Graham Sowa
HAVANA TIMES — Time heals all wounds. After 55 years the multinationals are back in Cuba and the last name of the President is still Castro. The exploitation of the island by the former, and the nationalization by the latter, now seem to be forgiven as multinational corporations get an early stake, and take a huge lead, ahead of local producers.
Evidence of the current administration’s economic priorities was outlined in bullet-point style a couple of weeks ago in Cuban newspapers. The occasion for the government progress report was a meeting of Cuban Government Ministers.
The meeting touched on various themes. There was general talk of corruption (the petroleum refining and distribution sectors were mentioned by name, so they must have really misbehaved).
Another keen observation was that we need to save more (of what? Everything I’m left to assume).
It was also pointed out that economic recovery means more stuff should be made here in Cuba, and more Cuban products should be sold to the outside world.
I remembered all of these two weeks after the fact because I had to do my laundry.
I was in the Havana neighborhood of Cerro at a store that sells domestic home appliances and foodstuffs in convertible pesos. As I looked at a choice of 4 detergents I had problem I rarely encounter here: choosing which one to buy. Choices of variety are an infrequent dilemma in a country where the economic system does to the Law of Supply and Demand what black holes do to the Law of Gravity.
One detergent was 55 centavos (0.60 USD) and the other was 50 centavos (0.50 USD).
I decided to make a decision go for the cheaper, Cuban produced product.
Upon closer inspection of my choice I saw Chinese characters printed on the bag. What I had in my hands, the cheaper detergent, was not a Cuban product. It was made in China. The more expensive detergent was the Cuban detergent, made in Cerro; the very neighborhood I was doing my shopping in.
That is when I remembered the bullet points about the Council of Ministers meeting.
Was this economic oddity of the local brand costing 10% more than the imported Chinese brand a result of corruption, lazy management, or bad economic planning?
I thought more. Maybe someone at the store just got the price tags backwards.
Nope.
The checkout counter confirmed that the detergent that traveled from the other side of the world is cheaper than the detergent that is made right down the street.
According to the notes from the Council of Ministers meeting they are quite aware that “defects and limitations” in the economic plan cause the kind of contradictions I experienced with my detergent shopping.
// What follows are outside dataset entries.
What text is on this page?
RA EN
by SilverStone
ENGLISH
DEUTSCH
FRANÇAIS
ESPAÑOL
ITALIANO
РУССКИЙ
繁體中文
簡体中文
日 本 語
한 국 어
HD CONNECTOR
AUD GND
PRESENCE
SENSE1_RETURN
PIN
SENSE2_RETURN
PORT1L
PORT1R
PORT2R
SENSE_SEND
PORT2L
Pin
That is why President Raul Castro is hurrying along with changes that were probably not envisioned as possible during the past 20 years. His economic plan involving private ownership, private management, and multinational corporation partnership is a drastic change from the state-makes-everything model that preceded it.
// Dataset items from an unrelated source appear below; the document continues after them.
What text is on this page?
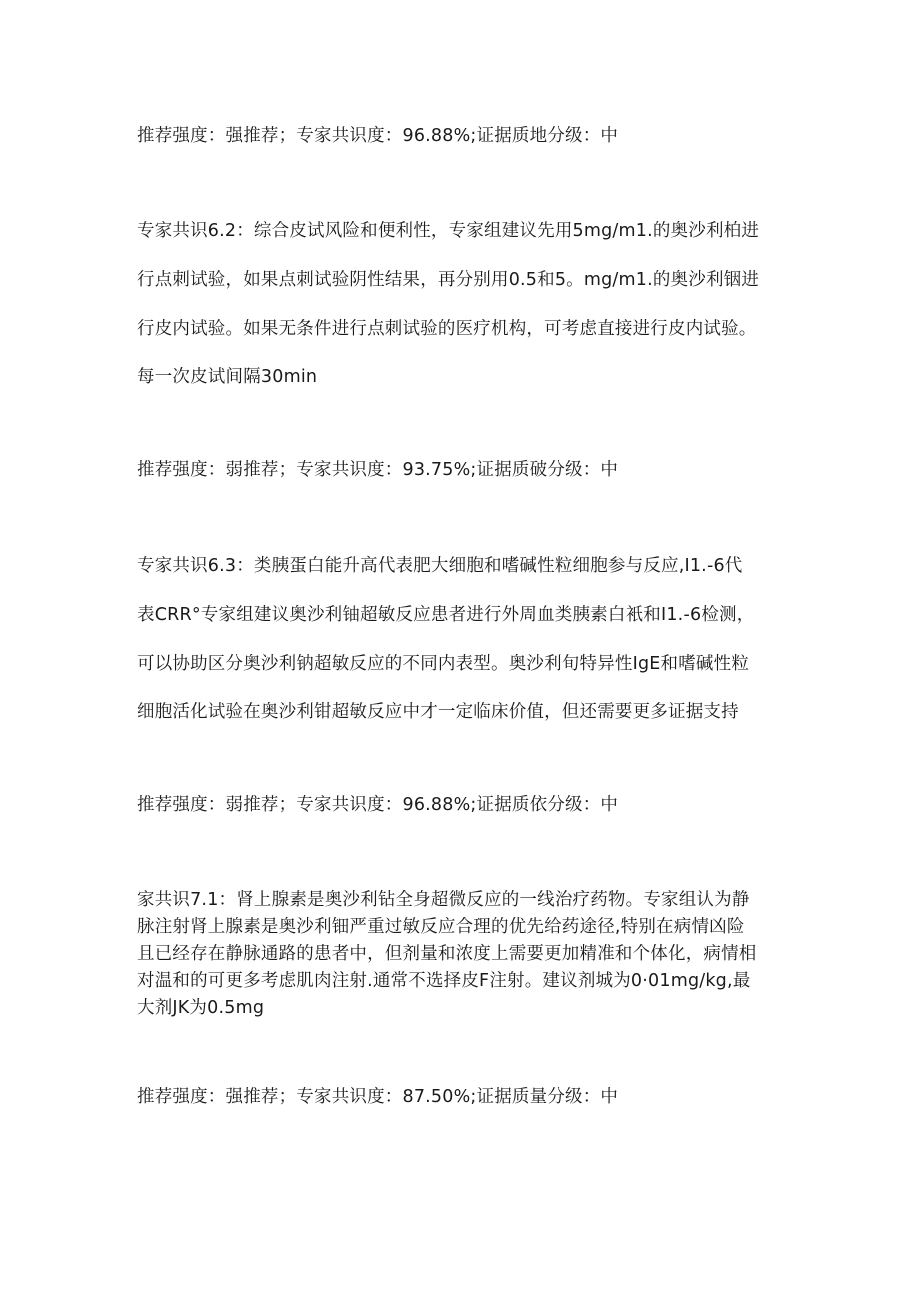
推荐强度：强推荐；专家共识度：96.88%;证据质地分级：中
专家共识6.2：综合皮试风险和便利性，专家组建议先用5mg/m1.的奥沙利柏进
行点刺试验，如果点刺试验阴性结果，再分别用0.5和5。mg/m1.的奥沙利铟进
行皮内试验。如果无条件进行点刺试验的医疗机构，可考虑直接进行皮内试验。
每一次皮试间隔30min
推荐强度：弱推荐；专家共识度：93.75%;证据质破分级：中
专家共识6.3：类胰蛋白能升高代表肥大细胞和嗜碱性粒细胞参与反应,I1.-6代
表CRR°专家组建议奥沙利铀超敏反应患者进行外周血类胰素白衹和I1.-6检测，
可以协助区分奥沙利钠超敏反应的不同内表型。奥沙利旬特异性IgE和嗜碱性粒
细胞活化试验在奥沙利钳超敏反应中才一定临床价值，但还需要更多证据支持
推荐强度：弱推荐；专家共识度：96.88%;证据质依分级：中
家共识7.1：肾上腺素是奥沙利钻全身超微反应的一线治疗药物。专家组认为静
脉注射肾上腺素是奥沙利钿严重过敏反应合理的优先给药途径,特别在病情凶险
且已经存在静脉通路的患者中，但剂量和浓度上需要更加精准和个体化，病情相
对温和的可更多考虑肌肉注射.通常不选择皮F注射。建议剂城为0·01mg/kg,最
大剂JK为0.5mg
推荐强度：强推荐；专家共识度：87.50%;证据质量分级：中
But it seems that in all this haste the path of least resistance belongs to the multinational corporations, not indigenous Cuban entrepreneurship.
The proof of the multinational takeover is in the streets and on the store shelves of Havana.
Nestle, not exactly what comes to mind when thinking of a Socialist Revolutionary force in the world, is selling everything from ice cream, to prepackaged junk food, to bottled water. Everywhere.
Havana Club is half owned by the French multinational beverage company Pernod Ricard. This multinational also counts Absolute Vodka, Kahlua liqueur, and Malibu Rum, among its dozens of brands.
The Bucanero and Cristal beer brands are managed by a Canadian multinational.
Even famed Cuban tobacco product lines, including most cigarette production, are now business partnerships between Cuban state companies and Brazilian distributors.
My laundry detergent, as an imported item, is the product of this rise of the multinationals in Cuba, just as much as it is the failing of 55 years of state centered production policy.
If increasing local production of goods is a serious agenda item for President Castro’s government then it needs to slow down the growth of multinationals while permitting Cubans to collectivize workplaces, access larger business start-up loans, and import machinery and raw materials.
In their bullet-pointed report the Council of Ministers noted that in the last 10 years the country has imported 680 million CUC worth of stuff they used to produce here, including my laundry detergent.
This trend will continue as long as the government favors large multinationals with their economic reforms.